Florence’s heart was in her throat. Would he hate her now? “Jodie,” she replied soberly, “I’m in the race with the grays. I—I just had to do it!”
“Good!” seizing her hand, he gripped it until it hurt. “I hoped you’d enter. It’s a tough grind all that way and back, so I didn’t want to urge you. But you—you’ll make it, and you’ll win.”

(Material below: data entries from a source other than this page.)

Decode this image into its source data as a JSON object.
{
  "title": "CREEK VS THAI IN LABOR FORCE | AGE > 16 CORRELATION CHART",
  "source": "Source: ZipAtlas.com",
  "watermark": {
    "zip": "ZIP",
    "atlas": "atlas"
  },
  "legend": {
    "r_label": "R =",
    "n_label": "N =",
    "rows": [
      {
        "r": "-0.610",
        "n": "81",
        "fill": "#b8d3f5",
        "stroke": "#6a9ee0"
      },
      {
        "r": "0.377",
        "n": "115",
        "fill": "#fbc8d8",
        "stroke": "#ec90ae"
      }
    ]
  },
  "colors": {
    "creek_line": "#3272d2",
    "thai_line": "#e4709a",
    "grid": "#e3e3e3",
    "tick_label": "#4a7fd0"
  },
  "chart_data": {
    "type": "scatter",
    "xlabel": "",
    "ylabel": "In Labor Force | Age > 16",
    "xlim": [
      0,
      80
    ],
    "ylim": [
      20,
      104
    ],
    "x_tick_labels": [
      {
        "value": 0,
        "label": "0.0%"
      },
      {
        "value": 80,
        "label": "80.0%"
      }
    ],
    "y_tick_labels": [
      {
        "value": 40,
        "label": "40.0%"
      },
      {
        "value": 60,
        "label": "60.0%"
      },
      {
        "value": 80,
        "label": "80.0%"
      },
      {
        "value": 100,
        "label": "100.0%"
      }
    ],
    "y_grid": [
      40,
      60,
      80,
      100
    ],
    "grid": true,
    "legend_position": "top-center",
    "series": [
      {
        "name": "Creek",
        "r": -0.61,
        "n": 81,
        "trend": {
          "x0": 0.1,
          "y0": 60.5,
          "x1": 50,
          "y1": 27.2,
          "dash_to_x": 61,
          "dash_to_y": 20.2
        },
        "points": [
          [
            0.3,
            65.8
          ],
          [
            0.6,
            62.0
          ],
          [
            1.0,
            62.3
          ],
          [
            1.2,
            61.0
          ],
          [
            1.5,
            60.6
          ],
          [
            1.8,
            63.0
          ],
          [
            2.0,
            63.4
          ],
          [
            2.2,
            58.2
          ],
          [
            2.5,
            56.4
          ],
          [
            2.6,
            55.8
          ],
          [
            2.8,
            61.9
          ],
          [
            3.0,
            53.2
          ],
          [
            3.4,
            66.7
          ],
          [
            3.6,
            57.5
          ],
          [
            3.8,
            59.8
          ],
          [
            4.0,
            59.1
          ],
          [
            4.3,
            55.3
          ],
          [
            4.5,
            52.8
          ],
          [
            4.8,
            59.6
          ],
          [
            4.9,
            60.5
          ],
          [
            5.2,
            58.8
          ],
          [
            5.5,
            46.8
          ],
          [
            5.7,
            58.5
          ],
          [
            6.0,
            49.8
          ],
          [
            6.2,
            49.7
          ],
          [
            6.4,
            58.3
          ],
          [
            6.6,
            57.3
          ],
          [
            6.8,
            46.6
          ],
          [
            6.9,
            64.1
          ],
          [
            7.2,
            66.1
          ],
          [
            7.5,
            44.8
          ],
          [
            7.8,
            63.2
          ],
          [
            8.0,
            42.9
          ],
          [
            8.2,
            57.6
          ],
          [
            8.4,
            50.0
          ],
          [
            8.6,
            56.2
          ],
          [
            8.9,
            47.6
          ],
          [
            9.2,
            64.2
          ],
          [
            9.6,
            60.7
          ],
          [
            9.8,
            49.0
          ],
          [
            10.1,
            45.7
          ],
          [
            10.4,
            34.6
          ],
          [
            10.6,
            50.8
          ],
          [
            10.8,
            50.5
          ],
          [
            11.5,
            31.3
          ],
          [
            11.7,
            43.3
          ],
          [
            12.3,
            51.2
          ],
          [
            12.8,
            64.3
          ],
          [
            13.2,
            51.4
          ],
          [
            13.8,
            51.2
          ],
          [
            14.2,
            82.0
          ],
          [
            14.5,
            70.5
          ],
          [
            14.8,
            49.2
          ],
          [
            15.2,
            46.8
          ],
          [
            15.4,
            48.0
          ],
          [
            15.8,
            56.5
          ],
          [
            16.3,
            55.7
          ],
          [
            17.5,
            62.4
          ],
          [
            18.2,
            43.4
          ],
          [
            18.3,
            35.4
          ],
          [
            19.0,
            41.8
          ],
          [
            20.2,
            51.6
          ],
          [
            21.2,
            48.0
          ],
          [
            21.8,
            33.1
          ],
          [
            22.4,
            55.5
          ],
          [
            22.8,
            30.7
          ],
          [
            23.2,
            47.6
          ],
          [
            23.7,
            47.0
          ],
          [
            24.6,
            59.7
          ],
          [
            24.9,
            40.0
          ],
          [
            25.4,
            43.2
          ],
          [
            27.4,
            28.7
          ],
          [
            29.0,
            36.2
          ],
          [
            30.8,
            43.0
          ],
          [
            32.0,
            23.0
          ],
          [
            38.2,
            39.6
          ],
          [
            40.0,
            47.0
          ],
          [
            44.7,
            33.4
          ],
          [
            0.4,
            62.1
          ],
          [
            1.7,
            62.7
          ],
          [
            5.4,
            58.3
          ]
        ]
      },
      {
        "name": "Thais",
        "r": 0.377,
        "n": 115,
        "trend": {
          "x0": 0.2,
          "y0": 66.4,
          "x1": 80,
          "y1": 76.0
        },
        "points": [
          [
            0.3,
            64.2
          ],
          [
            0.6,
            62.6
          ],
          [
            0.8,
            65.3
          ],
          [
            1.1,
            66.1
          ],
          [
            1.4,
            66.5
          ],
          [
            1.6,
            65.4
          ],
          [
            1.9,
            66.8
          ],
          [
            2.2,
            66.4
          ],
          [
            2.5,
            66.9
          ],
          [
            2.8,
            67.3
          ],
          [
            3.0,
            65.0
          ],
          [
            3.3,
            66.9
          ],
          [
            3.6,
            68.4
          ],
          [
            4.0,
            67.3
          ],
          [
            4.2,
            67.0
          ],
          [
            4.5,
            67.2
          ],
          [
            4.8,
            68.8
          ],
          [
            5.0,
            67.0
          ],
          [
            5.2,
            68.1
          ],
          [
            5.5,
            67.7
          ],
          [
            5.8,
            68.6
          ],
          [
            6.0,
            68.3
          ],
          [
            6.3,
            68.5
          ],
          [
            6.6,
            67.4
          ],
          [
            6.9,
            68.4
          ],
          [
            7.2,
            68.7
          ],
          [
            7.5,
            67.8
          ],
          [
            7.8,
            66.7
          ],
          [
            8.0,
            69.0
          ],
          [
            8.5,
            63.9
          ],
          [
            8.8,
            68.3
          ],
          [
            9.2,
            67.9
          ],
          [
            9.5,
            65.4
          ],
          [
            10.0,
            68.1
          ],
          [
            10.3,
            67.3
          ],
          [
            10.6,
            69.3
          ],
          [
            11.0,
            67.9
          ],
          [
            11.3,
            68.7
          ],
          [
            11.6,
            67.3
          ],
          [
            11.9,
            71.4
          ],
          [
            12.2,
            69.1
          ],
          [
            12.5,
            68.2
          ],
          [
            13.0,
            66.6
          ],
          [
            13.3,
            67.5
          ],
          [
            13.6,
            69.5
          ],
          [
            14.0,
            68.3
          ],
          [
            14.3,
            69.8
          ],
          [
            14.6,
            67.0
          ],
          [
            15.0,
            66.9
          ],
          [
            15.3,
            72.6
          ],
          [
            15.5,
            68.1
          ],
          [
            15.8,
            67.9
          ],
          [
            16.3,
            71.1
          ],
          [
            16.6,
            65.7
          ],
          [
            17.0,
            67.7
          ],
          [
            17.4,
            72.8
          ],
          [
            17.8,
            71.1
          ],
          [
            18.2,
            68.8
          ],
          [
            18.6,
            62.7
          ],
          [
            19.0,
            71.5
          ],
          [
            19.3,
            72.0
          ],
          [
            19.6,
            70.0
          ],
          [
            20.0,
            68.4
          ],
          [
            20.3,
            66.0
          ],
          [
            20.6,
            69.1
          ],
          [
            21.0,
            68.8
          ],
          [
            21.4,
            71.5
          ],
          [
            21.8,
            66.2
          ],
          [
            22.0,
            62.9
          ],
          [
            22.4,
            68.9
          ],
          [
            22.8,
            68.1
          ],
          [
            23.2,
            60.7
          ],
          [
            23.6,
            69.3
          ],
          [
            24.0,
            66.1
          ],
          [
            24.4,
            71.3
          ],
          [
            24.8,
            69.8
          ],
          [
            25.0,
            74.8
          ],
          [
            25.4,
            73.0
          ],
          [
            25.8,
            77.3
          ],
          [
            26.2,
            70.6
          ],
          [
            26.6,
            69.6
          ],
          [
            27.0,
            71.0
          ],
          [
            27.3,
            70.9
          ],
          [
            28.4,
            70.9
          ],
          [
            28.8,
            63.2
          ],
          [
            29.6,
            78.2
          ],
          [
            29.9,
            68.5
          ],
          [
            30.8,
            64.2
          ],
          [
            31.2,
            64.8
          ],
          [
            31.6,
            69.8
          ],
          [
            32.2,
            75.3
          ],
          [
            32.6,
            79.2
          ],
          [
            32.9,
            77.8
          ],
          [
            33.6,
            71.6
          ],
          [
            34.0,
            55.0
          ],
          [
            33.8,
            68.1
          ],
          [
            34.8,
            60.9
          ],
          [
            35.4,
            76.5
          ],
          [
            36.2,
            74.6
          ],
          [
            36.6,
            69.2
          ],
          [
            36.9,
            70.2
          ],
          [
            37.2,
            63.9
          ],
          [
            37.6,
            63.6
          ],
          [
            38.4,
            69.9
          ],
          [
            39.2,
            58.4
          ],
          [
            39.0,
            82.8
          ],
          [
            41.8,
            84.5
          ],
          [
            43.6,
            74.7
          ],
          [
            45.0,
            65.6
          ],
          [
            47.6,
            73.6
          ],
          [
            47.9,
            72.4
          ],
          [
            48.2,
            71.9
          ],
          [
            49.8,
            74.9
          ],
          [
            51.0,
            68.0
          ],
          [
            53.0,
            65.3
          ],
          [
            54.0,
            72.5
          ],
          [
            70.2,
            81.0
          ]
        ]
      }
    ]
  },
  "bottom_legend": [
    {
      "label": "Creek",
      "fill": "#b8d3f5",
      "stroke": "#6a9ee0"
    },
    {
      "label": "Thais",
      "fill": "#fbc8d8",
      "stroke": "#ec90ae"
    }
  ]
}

“No, Jodie,” her voice was deep and low, “I’ll only win if I see you can’t.”
“That,” he swallowed hard, “that’s sporting of you, but you—you can’t do that. You go in to win. Forget me. Forget everything. Go after those gray wolves and make them do their best, start to finish. And here—here’s luck to the best man!
“All right, Ginger,” his voice dropped. “Mush along you!” He trotted away behind his team.
“And this,” Florence murmured, “this is the North. No wonder they call it ‘God’s country.’”
“You go to sleep, girl,” Tom Kennedy said to her at nine that night. “I’ll stay up till morning. You never can tell what’s going to happen in the wee small hours.
“God made a mistake,” his keen gray eyes took her in—squirrel skin cap, bright orange mackinaw, corduroy knickers and all, “you should have been a boy.”
“A girl can do what any boy can, if she’s strong and keeps herself fit,” she flashed back at him.
“No girl’s ever run in the great race before,” he reminded her.